Zacznę od Witek.
Niewybranie osoby, która świadomie, jednoznacznie i wielokrotnie łamała regulamin Sejmu a tym samym podstawowe prawa i zasady demokracji (a lista jej przewin na tym się nie kończy) nie zagraża demokracji, jak pokrętnie twierdzą niektórzy, ale odwrotnie; tylko w ten sposób tak naprawdę demokrację uda się przywrócić.
Demokratyczna większość nie może legitymizować jawnego łamania zasad demokracji i prawa a to przejawia się właśnie w takich jednostkowych decyzjach i wyborach bez względu na to, co sadzą o tym zadeklarowani wrogowie demokracji i ich mimowolni, niestety mimo wielu lekcji przez cały czas naiwni sprzymierzeńcy, których jest jak widać niemało ukrytych za symetrystyczną powłoką lub targanych chęcią zaistnienia, oryginalnością opinii, chciejstwa i mitem dalekowzroczności. Z pragmatyką, etyką i roztropnością nie ma to nic wspólnego.
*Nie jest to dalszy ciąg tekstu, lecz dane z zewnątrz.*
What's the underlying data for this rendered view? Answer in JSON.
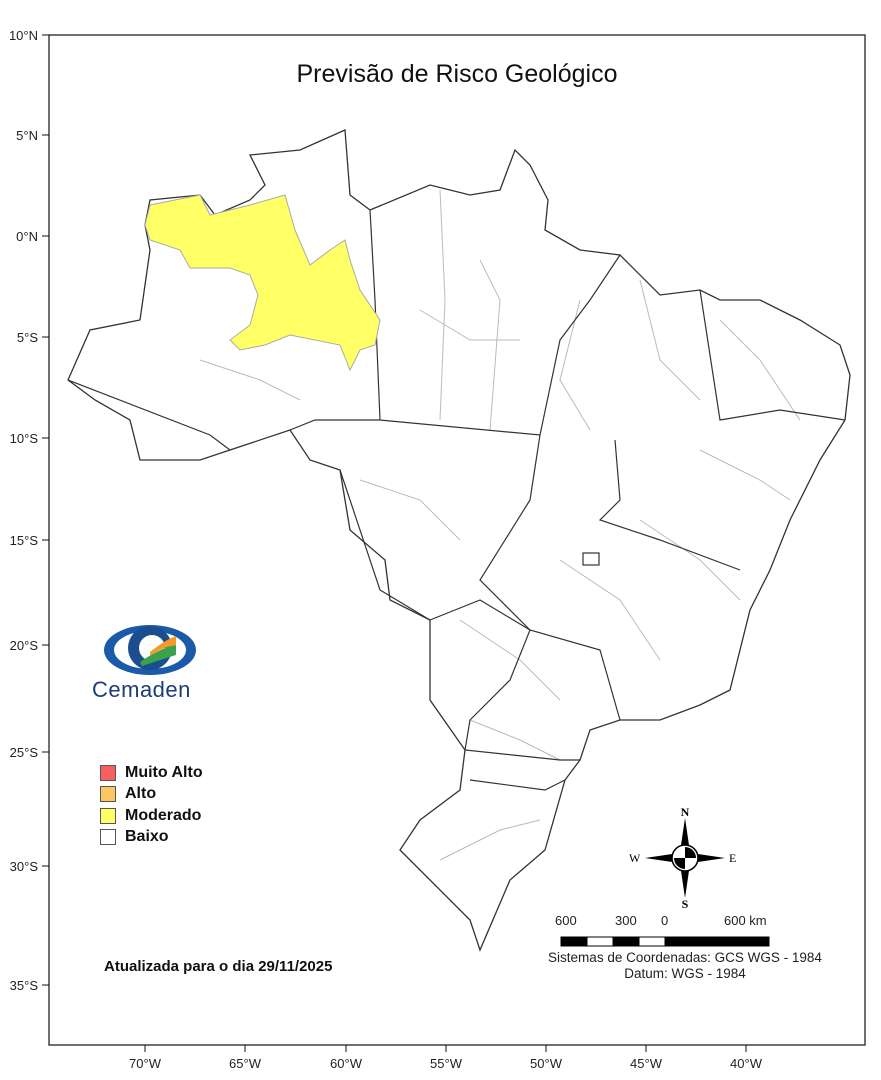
{
  "title": "Previsão de Risco Geológico",
  "axes": {
    "longitude_ticks": [
      "70°W",
      "65°W",
      "60°W",
      "55°W",
      "50°W",
      "45°W",
      "40°W"
    ],
    "latitude_ticks": [
      "10°N",
      "5°N",
      "0°N",
      "5°S",
      "10°S",
      "15°S",
      "20°S",
      "25°S",
      "30°S",
      "35°S"
    ]
  },
  "legend": {
    "items": [
      {
        "label": "Muito Alto",
        "color": "#f56161"
      },
      {
        "label": "Alto",
        "color": "#fcc563"
      },
      {
        "label": "Moderado",
        "color": "#ffff66"
      },
      {
        "label": "Baixo",
        "color": "#ffffff"
      }
    ]
  },
  "highlighted_region_level": "Moderado",
  "logo": {
    "text": "Cemaden"
  },
  "updated_text": "Atualizada para o dia 29/11/2025",
  "compass": {
    "n": "N",
    "s": "S",
    "e": "E",
    "w": "W"
  },
  "scale_bar": {
    "labels": [
      "600",
      "300",
      "0",
      "600 km"
    ]
  },
  "coordinate_system": "Sistemas de Coordenadas: GCS WGS - 1984",
  "datum": "Datum: WGS - 1984"
}
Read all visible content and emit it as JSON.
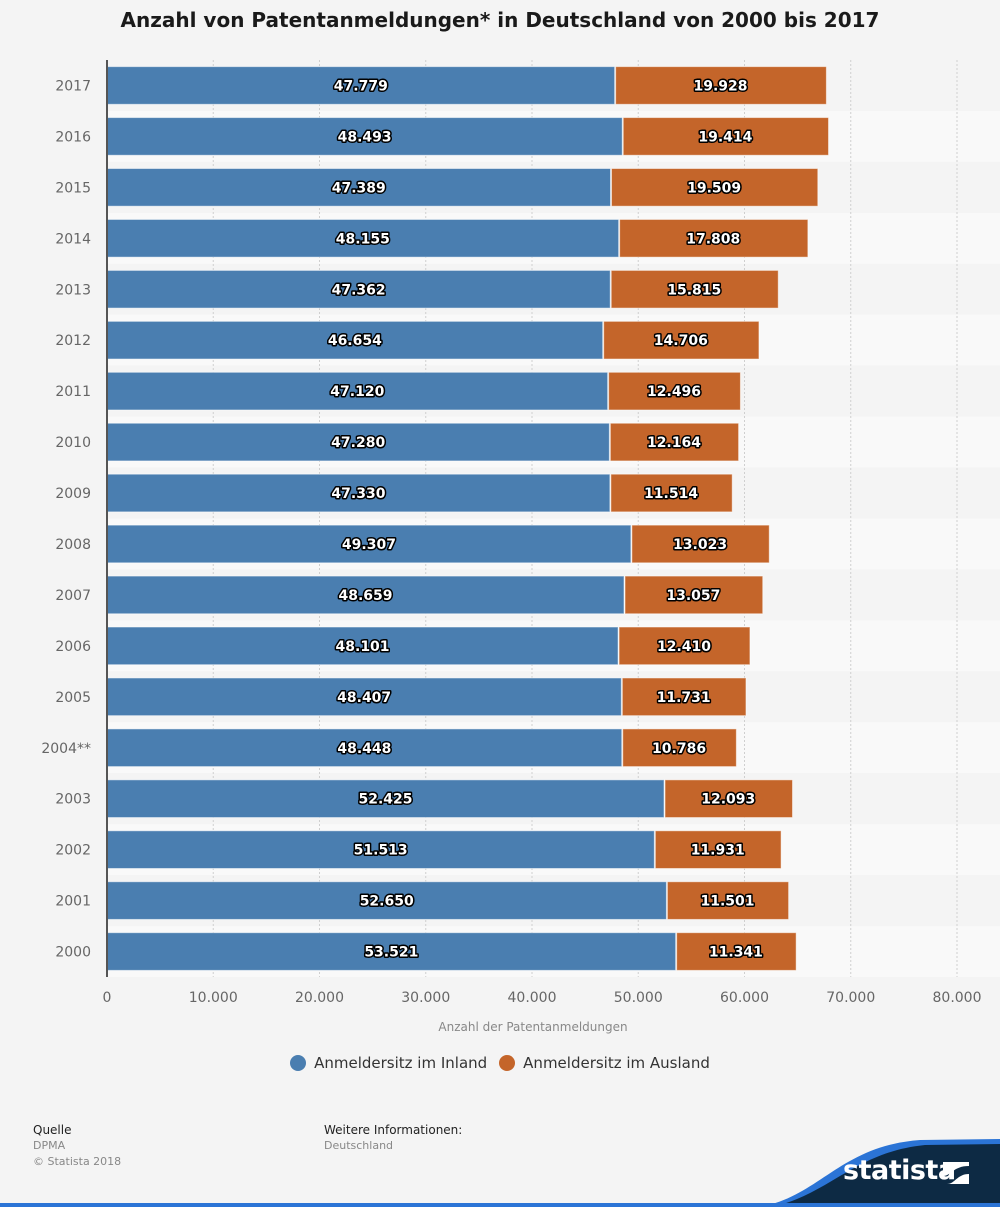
{
  "chart_data": {
    "type": "bar",
    "orientation": "horizontal",
    "stacked": true,
    "title": "Anzahl von Patentanmeldungen* in Deutschland von 2000 bis 2017",
    "xlabel": "Anzahl der Patentanmeldungen",
    "ylabel": "",
    "xlim": [
      0,
      80000
    ],
    "xticks": [
      0,
      10000,
      20000,
      30000,
      40000,
      50000,
      60000,
      70000,
      80000
    ],
    "xtick_labels": [
      "0",
      "10.000",
      "20.000",
      "30.000",
      "40.000",
      "50.000",
      "60.000",
      "70.000",
      "80.000"
    ],
    "grid": true,
    "legend_position": "bottom",
    "categories": [
      "2017",
      "2016",
      "2015",
      "2014",
      "2013",
      "2012",
      "2011",
      "2010",
      "2009",
      "2008",
      "2007",
      "2006",
      "2005",
      "2004**",
      "2003",
      "2002",
      "2001",
      "2000"
    ],
    "series": [
      {
        "name": "Anmeldersitz im Inland",
        "color": "#4a7eb0",
        "values": [
          47779,
          48493,
          47389,
          48155,
          47362,
          46654,
          47120,
          47280,
          47330,
          49307,
          48659,
          48101,
          48407,
          48448,
          52425,
          51513,
          52650,
          53521
        ],
        "labels": [
          "47.779",
          "48.493",
          "47.389",
          "48.155",
          "47.362",
          "46.654",
          "47.120",
          "47.280",
          "47.330",
          "49.307",
          "48.659",
          "48.101",
          "48.407",
          "48.448",
          "52.425",
          "51.513",
          "52.650",
          "53.521"
        ]
      },
      {
        "name": "Anmeldersitz im Ausland",
        "color": "#c4652a",
        "values": [
          19928,
          19414,
          19509,
          17808,
          15815,
          14706,
          12496,
          12164,
          11514,
          13023,
          13057,
          12410,
          11731,
          10786,
          12093,
          11931,
          11501,
          11341
        ],
        "labels": [
          "19.928",
          "19.414",
          "19.509",
          "17.808",
          "15.815",
          "14.706",
          "12.496",
          "12.164",
          "11.514",
          "13.023",
          "13.057",
          "12.410",
          "11.731",
          "10.786",
          "12.093",
          "11.931",
          "11.501",
          "11.341"
        ]
      }
    ]
  },
  "legend": {
    "items": [
      {
        "label": "Anmeldersitz im Inland",
        "color": "#4a7eb0"
      },
      {
        "label": "Anmeldersitz im Ausland",
        "color": "#c4652a"
      }
    ]
  },
  "footer": {
    "source_heading": "Quelle",
    "source": "DPMA",
    "copyright": "© Statista 2018",
    "info_heading": "Weitere Informationen:",
    "info": "Deutschland"
  },
  "brand": {
    "name": "statista",
    "colors": {
      "dark": "#0d2a44",
      "accent": "#2b74d6"
    }
  }
}
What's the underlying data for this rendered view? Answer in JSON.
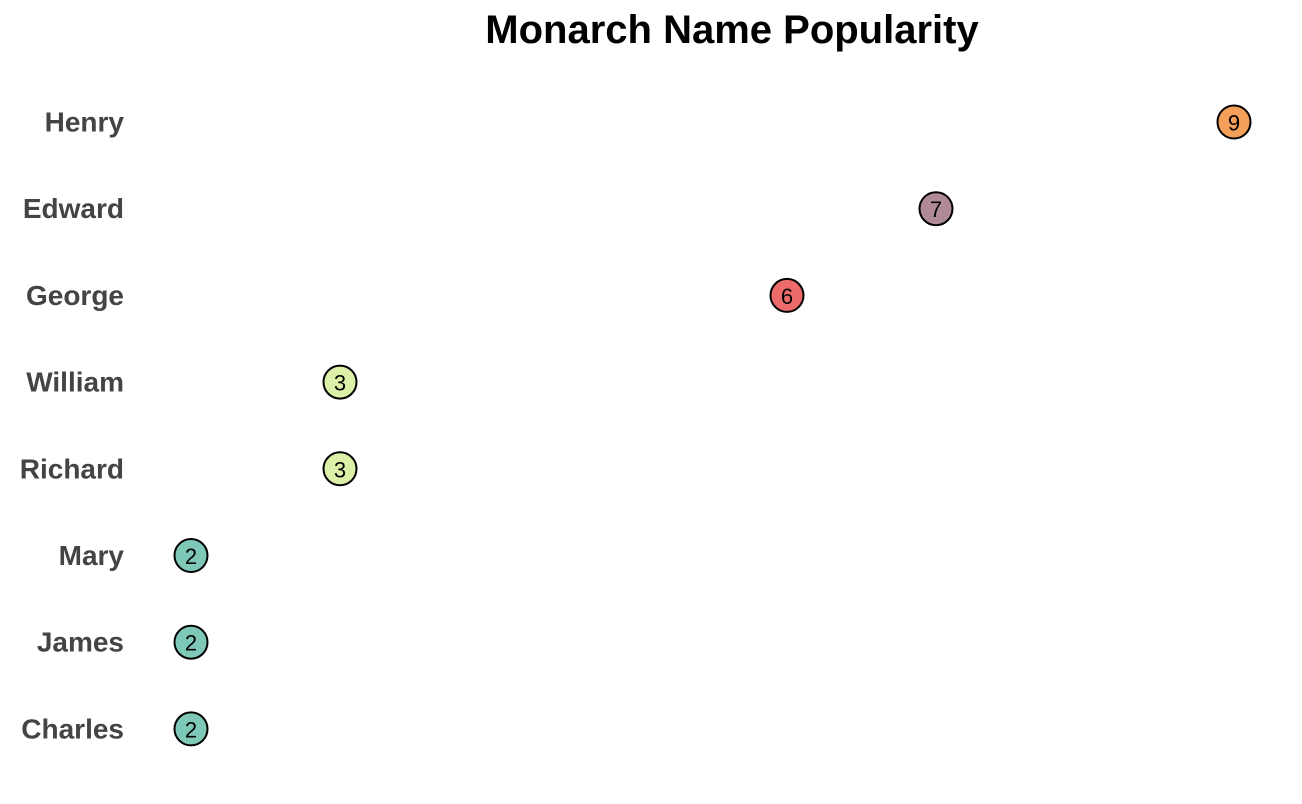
{
  "chart_data": {
    "type": "scatter",
    "title": "Monarch Name Popularity",
    "xlabel": "",
    "ylabel": "",
    "categories": [
      "Henry",
      "Edward",
      "George",
      "William",
      "Richard",
      "Mary",
      "James",
      "Charles"
    ],
    "values": [
      9,
      7,
      6,
      3,
      3,
      2,
      2,
      2
    ],
    "xlim": [
      2,
      9
    ],
    "grid": false,
    "legend": "none",
    "value_colors": {
      "9": "#F5A05A",
      "7": "#B08A95",
      "6": "#EE6B6B",
      "3": "#DCF0A8",
      "2": "#7DC8B6"
    }
  }
}
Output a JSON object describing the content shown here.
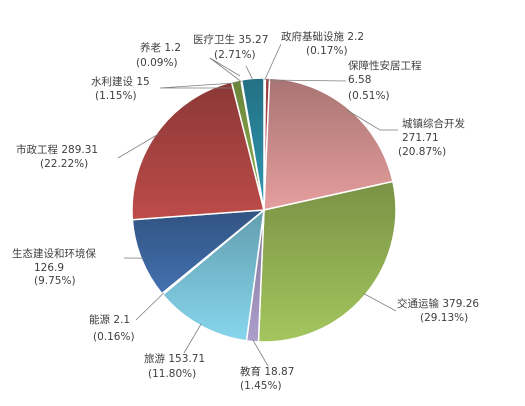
{
  "chart_data": {
    "type": "pie",
    "title": "",
    "unit_note": "",
    "slices": [
      {
        "name": "政府基础设施",
        "value": 2.2,
        "percent": "0.17%",
        "color": "#4f81bd"
      },
      {
        "name": "保障性安居工程",
        "value": 6.58,
        "percent": "0.51%",
        "color": "#c0504d"
      },
      {
        "name": "城镇综合开发",
        "value": 271.71,
        "percent": "20.87%",
        "color": "#d89594"
      },
      {
        "name": "交通运输",
        "value": 379.26,
        "percent": "29.13%",
        "color": "#9bbb59"
      },
      {
        "name": "教育",
        "value": 18.87,
        "percent": "1.45%",
        "color": "#a396c0"
      },
      {
        "name": "旅游",
        "value": 153.71,
        "percent": "11.80%",
        "color": "#7fcae0"
      },
      {
        "name": "能源",
        "value": 2.1,
        "percent": "0.16%",
        "color": "#f5a85a"
      },
      {
        "name": "生态建设和环境保",
        "value": 126.9,
        "percent": "9.75%",
        "color": "#3f6ba6"
      },
      {
        "name": "市政工程",
        "value": 289.31,
        "percent": "22.22%",
        "color": "#b24845"
      },
      {
        "name": "水利建设",
        "value": 15,
        "percent": "1.15%",
        "color": "#87a94b"
      },
      {
        "name": "养老",
        "value": 1.2,
        "percent": "0.09%",
        "color": "#7867a1"
      },
      {
        "name": "医疗卫生",
        "value": 35.27,
        "percent": "2.71%",
        "color": "#2d8fa8"
      }
    ]
  }
}
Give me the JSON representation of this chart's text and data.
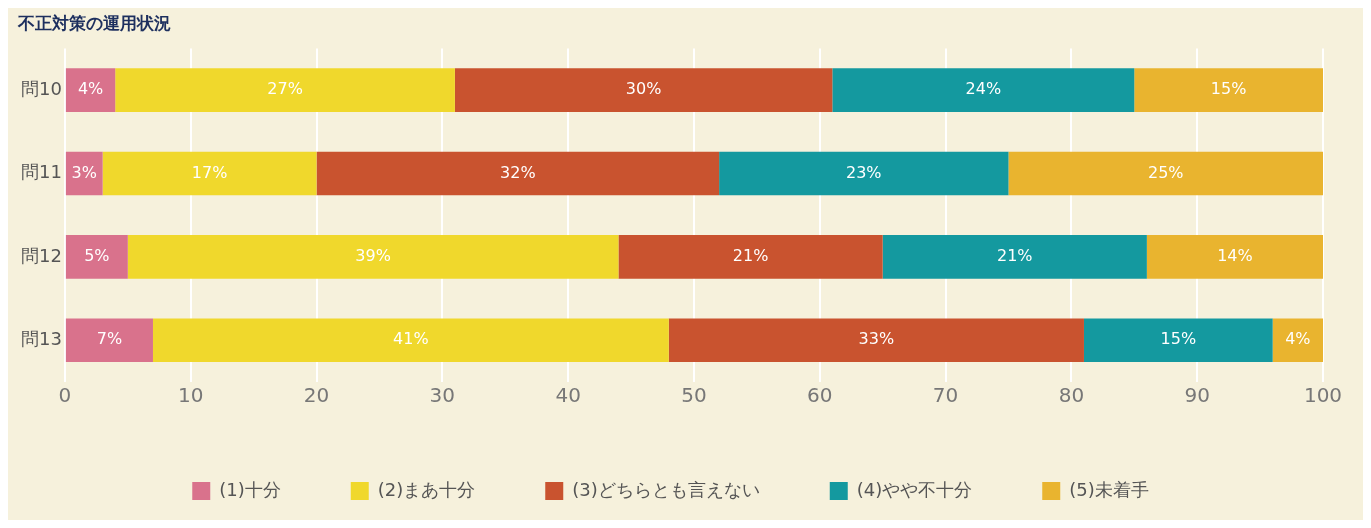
{
  "chart_data": {
    "type": "bar",
    "title": "不正対策の運用状況",
    "orientation": "horizontal",
    "stacked": true,
    "categories": [
      "問10",
      "問11",
      "問12",
      "問13"
    ],
    "series": [
      {
        "name": "(1)十分",
        "color": "#d9728c",
        "values": [
          4,
          3,
          5,
          7
        ],
        "value_labels": [
          "4%",
          "3%",
          "5%",
          "7%"
        ]
      },
      {
        "name": "(2)まあ十分",
        "color": "#f0d82c",
        "values": [
          27,
          17,
          39,
          41
        ],
        "value_labels": [
          "27%",
          "17%",
          "39%",
          "41%"
        ]
      },
      {
        "name": "(3)どちらとも言えない",
        "color": "#c9532f",
        "values": [
          30,
          32,
          21,
          33
        ],
        "value_labels": [
          "30%",
          "32%",
          "21%",
          "33%"
        ]
      },
      {
        "name": "(4)やや不十分",
        "color": "#14999f",
        "values": [
          24,
          23,
          21,
          15
        ],
        "value_labels": [
          "24%",
          "23%",
          "21%",
          "15%"
        ]
      },
      {
        "name": "(5)未着手",
        "color": "#e9b42f",
        "values": [
          15,
          25,
          14,
          4
        ],
        "value_labels": [
          "15%",
          "25%",
          "14%",
          "4%"
        ]
      }
    ],
    "xlim": [
      0,
      100
    ],
    "xticks": [
      0,
      10,
      20,
      30,
      40,
      50,
      60,
      70,
      80,
      90,
      100
    ],
    "grid": "x",
    "legend": "bottom"
  }
}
Gadanie, iż konsekwentne rozliczenia PiS-u z morza bezprawia i jawnego nadużywania władzy, likwidacja instytucji, które przejęli, zabetonowali i skompromitowali do cna a teraz tam się kryją i z tych pozycji chcą szkodzić dalej, ułatwi im w przyszłości powrót do władzy, bo Kaczyński swoim „geniuszem stratega” zbuduje mit „utraconego zwycięstwa” i w końcu uda mu się demokrację zdławić jest wbrew intencjom dawaniem mu na to szansy a przede wszystkim jest sprzeczne z logiką i doświadczeniem „polityki miłości” Tuska po 2007 roku i jako takie w spokojnej rozmowie nie da się obronić. Antydemokratyczną partię należy skutecznie rozbroić i osłabić a nie martwić się czy to się im i innym, w tym ich zwolennikom, podoba czy nie i co na to powiedzą.
Gadanie, iż pozostawione bez Kaczyńskiego rzesze na dziś zindoktrynowanych antydemokratów, ludzi o skłonnościach nacjonalistycznych i autorytarnych zaraz się odrodzą, w gorszej, nowej postaci boli wręcz swoją naiwnością i brakiem rozumienie zjawisk społecznych. To Kaczyński świadomie i z premedytacją tworzył i wzbudził nastroje odwetu, rewanżyzmu i nienawiści do wskazanych przez niego „wrogów ojczyzny” a nie odwrotnie.
Choć minęły lata bardzo dobrze pamiętam długie rozmowy w gronie przyjaciół, w tym z Andrzejem Urbańskim, moim bliskim znajomym od lat w Uniwersytecie, w podziemiu, w PC i później, który często posługiwał się figurą wypłynięcia na powierzchnię „rzeki podziemnej”, uśpionej, skrywanej siły milczących. Praktyka rządów Kaczyńskiego, przy którym Andrzej był jednym z czołowych ideologów, pokazała czym może być ta fala „podziemnej rzeki”. Przecież nie dobre intencje, empatia, szlachetność i chęć współpracy kryją się w podziemiach naszej indywidualnej i zbiorowej podświadomości. Odwrotnie; lęki, kompleksy, frustracje, które łatwo można zamienić stosując odpowiednie techniki w chęć odwetu, nienawiść i czyste zło. To nie polska specyfika to uniwersalna zasada. Staje się to dramatem prowadzącym do katastrofy, gdy znajdzie się „zły człowiek”, który to dostrzeże i wykorzystując sprzyjające mu okoliczności dostanie w ręce narzędzia, by zburzyć tamy i tę „rzekę podziemną” skierować w wybranym przez siebie kierunku.
Uznanie, iż istnieje potrzeba, by wspomnienie tej gigantycznej manipulacji budowanej na kłamstwie, wydobycie „rzeki podziemnej” na powierzchnię potrzebuje swojej reprezentacji politycznej jest więcej niż tylko głupotą – jest błędem politycznym, którego nie wolno popełnić. Dla wrogów demokracji w demokratycznym państwie prawa jest tylko jedno miejsce – margines, którego nie wolno przekroczyć, bo pilnuje go prawo chroniące nasze wolności i prawa.